Frank Coraci's Here Comes the Boom (DVD Review)
Here's the link to the published version of my review in my column at The Richmond Examiner:
Here Comes the Boom (2012)
Within a few seconds of starting “Here Comes the Boom,” you’ll see the words “Happy Madison” pop up on the screen, indicating that what you are about to see will not be a pleasant experience. The production company has been behind such films as “That’s My Boy,” “Grown Ups,” “Jack and Jill,” “Zookeeper,” and “I Now Pronounce You Chuck and Larry” (the list actually goes on, but that should suffice), so there’s no reason to believe that this film will be any better, and indeed, it’s a good idea to set the bar very low. However, given their track record, even that tends not to help very much. It certainly didn’t here.
The film tells the story of a biology teacher, Scott Voss (Kevin James), whose school is undergoing drastic budget cuts, including the elimination of the music program. The music teacher, Marty Streb (Henry Winkler), is devastated, especially since he’s recently found out that he and his wife will be having another baby. Scott decides to help fund the music program himself, starting with another teaching job helping potential American citizens pass their citizenship test, but it doesn’t cut it.
However, when he agrees to teach one of the students after class, Niko (Bas Rutten), Scott discovers that he used to be an MMA fighter and that there’s a lot of money to be made doing just that. This gives him the bright idea of trying his hand at it, and strangely enough, he eventually ends up being pretty good at it, so much so that he gets a shot at the big time (i.e. the UFC) where he has a chance to earn the money needed to save his school’s music program.
I know, I know. That synopsis sounds like a bad hybrid of “Mr. Holland’s Opus” and one of the “Rocky” films, but that’s apparently what the writers, Kevin James and Allan Loeb, thought would pass for entertainment. At the very least, they could have been more apt with the title by calling it “Here Come the Clichés.” Somebody has to raise a lot of money quickly with the odds of them doing it being heavily against them? It doesn’t get much more clichéd than that.
Apparently nobody bothered to explain to them the difference between a believable storyline and an unbelievable one. Believable: In the outstanding “Mr. Holland’s Opus,” when the school needs to make money to save the music program, they put on a Gershwin review and sell tickets. Unbelievable: In “Here Comes the Boom,” when a lot of money is needed to save the school’s music program, a fat, out of shape, 40-something-year-old teacher decides to become a MMA fighter and somehow manages to defeat several opponents.
So, not only do you have to put up with all of the clichés, but you are also forced to ask yourself throughout the movie “in what alternate universe is this taking place?” This is particularly prevalent when an incredibly random, last-minute plot twist forces Scott to have to win his final bout with a professional UFC fighter. Let’s just say an extreme suspension of disbelief is needed from the moment you realize that the film is going to force its main character to do something that would never happen.
As far as the film’s level of humor goes, I was surprised that it managed to stay almost entirely above the Sandler level. In fact, the only gross-out joke I can recall them going for is when Scott vomits on an opponent he’s just defeated. Other than that, there’s nothing particularly low-brow about the humor. However, that being said, the film is just not funny. In fact, it’s quite the opposite. It’s tedious, overly-long, and dull as it tries to squeeze in subplots that have no bearing on the main story whatsoever, such as a “love interest” of Scott’s (Salma Hayek) and Niko trying to pass his citizenship test.

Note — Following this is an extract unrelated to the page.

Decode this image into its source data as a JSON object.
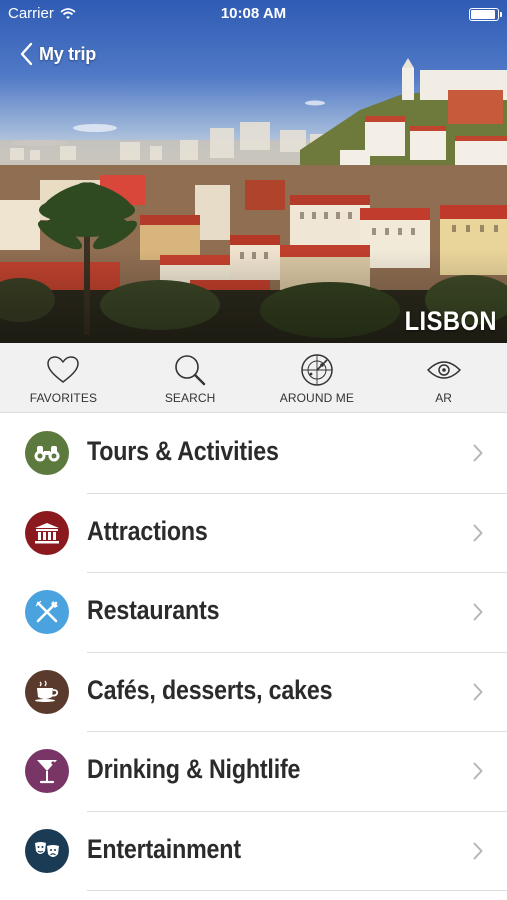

Basically, what you get with “Here Comes the Boom” is a completely unbelievable story that is based on a foundation that doesn’t contain the least bit of originality. Kevin James, Salma Hayek, and Henry Winkler are likeable enough leads, but this material just falls flat very early on. As to why anyone thought that this would make an entertaining and engaging film is anyone’s guess.
Turning to the technical specs of the DVD, the film is presented in a 1.85:1 Anamorphic Widescreen transfer that is pretty good quality for a DVD. The 5.1 Dolby Digital audio is very lucid, allowing for all the sounds to come through quite well. The movie may not have been up to snuff, but it received great treatment in these departments nonetheless.
As far as special features go, you only get deleted scenes, a gag reel, and a cast featurette. There are several minutes of deleted scenes, so if you somehow ended up liking the film, you might enjoy seeing the various parts that were cut out. The cast featurette is one of those extremely superficial looks at the film featuring interviews with the cast saying how great it was to work with each other. Sadly, you don’t get to learn anything about the actual making of the film. The best of these three extras ends up being the gag reel, which was funnier than anything in the film.
It should be perfectly clear by now that this is not a recommendable DVD. Not only is the film not worth your time, but it also doesn’t have any special features that tell you anything about how the film was made or even how this absurd idea came about. In the end, Happy Madison Productions’ record remains perfectly tarnished.